胸腔鏡手術の利点と適応

  胸腔鏡手術は80年以上前から臨床応用されているが.1980年代後半.光学技術の急速な発展に伴い.ハイテクテレビと内視鏡が融合し.胸部外科分野における新しい手術法.テレビ胸腔鏡手術(Videothoracoscoplcsurgery or Videoassistedthoracicsurgery (VATS) )が生み出された。この新しい手術は.胸部の特定の疾患に対して内視鏡器具を使用し.モニターディスプレイの下で胸腔鏡を用いて行われます。従来は大きな切開が必要だった手術も.胸腔鏡とテレビ画像により.わずかな切開で行えるようになりました。光ファイバー技術.高精細画像システム.ハイテク内視鏡手術機器.麻酔モニタリングの急速な発展により.現代の胸腔鏡手術は従来の胸腔鏡技術よりも視野が広く.画像も鮮明になっています。また.その適用範囲も従来の診断中心のものから.治療中心の新しい手術法へと変化しています。外傷が小さく.審美的で.術後の回復が早く.平均入院日数が短いなど.通常の開胸手術とは比べものにならない利点があります。  胸腔鏡手術のメリット 1. 手術の外傷が小さい:通常の開胸手術は外傷が大きく.25cm以上切開し.胸壁の損傷が深刻で.全層の胸壁筋肉を切断し.さらに10-20cmの肋間部を無理に突っ張り.術後の痛みがなかなか治まりません。胸腔鏡手術は.一般的に胸壁に長さ1.5cmの小さな切開を3回行うことで完了します。難しい症例では補助的に5~10cmの小切開が必要な場合もありますが.無理に肋間を開く必要はありません。  2.術後の痛みが軽い:通常の開胸手術は胸壁の外傷のため.手術後1週間以上ベッドから出ると.胸の痛みが数ヶ月から数年続くことがあり.肉体労働能力の損失のほとんどを占める。胸腔鏡手術の後.患者は24時間以内にベッドから出ることができ.手術後2-4週間後に身体活動に参加することができます。  3.術後合併症が少なく.高齢者にも安全。  4.審美的で.傷口が小さく.ほとんどの患者が喜んで受け入れてくれる。  5.回復が早く.入院期間も短い。  TV胸腔鏡手術の適応。1. 診断手術の適応。胸膜.肺.縦隔.心膜疾患.胸部外傷など様々な胸部疾患の診断に適用されます。
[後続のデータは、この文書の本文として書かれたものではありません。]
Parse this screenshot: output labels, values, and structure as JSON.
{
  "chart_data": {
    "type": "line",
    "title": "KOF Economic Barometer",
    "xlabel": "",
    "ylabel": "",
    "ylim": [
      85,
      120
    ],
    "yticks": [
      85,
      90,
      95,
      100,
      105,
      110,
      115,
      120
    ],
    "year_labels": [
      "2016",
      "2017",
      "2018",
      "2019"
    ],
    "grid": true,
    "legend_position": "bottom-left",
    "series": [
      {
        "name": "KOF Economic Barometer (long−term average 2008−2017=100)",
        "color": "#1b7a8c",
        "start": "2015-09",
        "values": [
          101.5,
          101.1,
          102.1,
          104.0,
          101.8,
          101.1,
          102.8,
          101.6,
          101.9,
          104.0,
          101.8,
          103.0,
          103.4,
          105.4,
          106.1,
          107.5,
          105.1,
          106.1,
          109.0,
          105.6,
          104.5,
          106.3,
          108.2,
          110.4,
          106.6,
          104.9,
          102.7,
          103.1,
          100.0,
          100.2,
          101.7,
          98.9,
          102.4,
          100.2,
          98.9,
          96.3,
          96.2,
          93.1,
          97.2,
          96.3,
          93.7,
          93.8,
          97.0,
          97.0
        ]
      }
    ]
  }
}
テレビに鮮明に映し出され.写真やビデオ撮影が可能で.病理組織学的検査も得られます。  2. 治療手術の適応:①胸膜疾患:胸部膿瘍.胸膜中皮腫.転移.外傷性止血.気胸.良性・悪性胸水など。  肺疾患:良性肺腫瘤の切除.一部の肺癌患者の減圧手術.末期肺気腫など。  食道疾患:食道平滑筋腫瘍.食道憩室.心筋梗塞.早期食道癌など。  縦隔疾患:5cm以下の縦隔腫瘍.縦隔嚢胞。  その他:手汗.セリアック病.心肺外傷。  胸腔鏡手術は胸部外科手術に革命をもたらしたが.解決しなければならない問題はまだ多くある。多くの良性疾患や悪性疾患の診断と治療において.胸腔鏡手術は間違いなく優れた治療手段であり.患者の痛み.回復.傷口の審美性の面でも優れており.患者の選択が適切であれば.一般の開胸手術に匹敵する結果を得ることができます。悪性疾患の治療.特に根治的切除手術においては.やはり副作用を避けるために患者を慎重に選択することが適切である。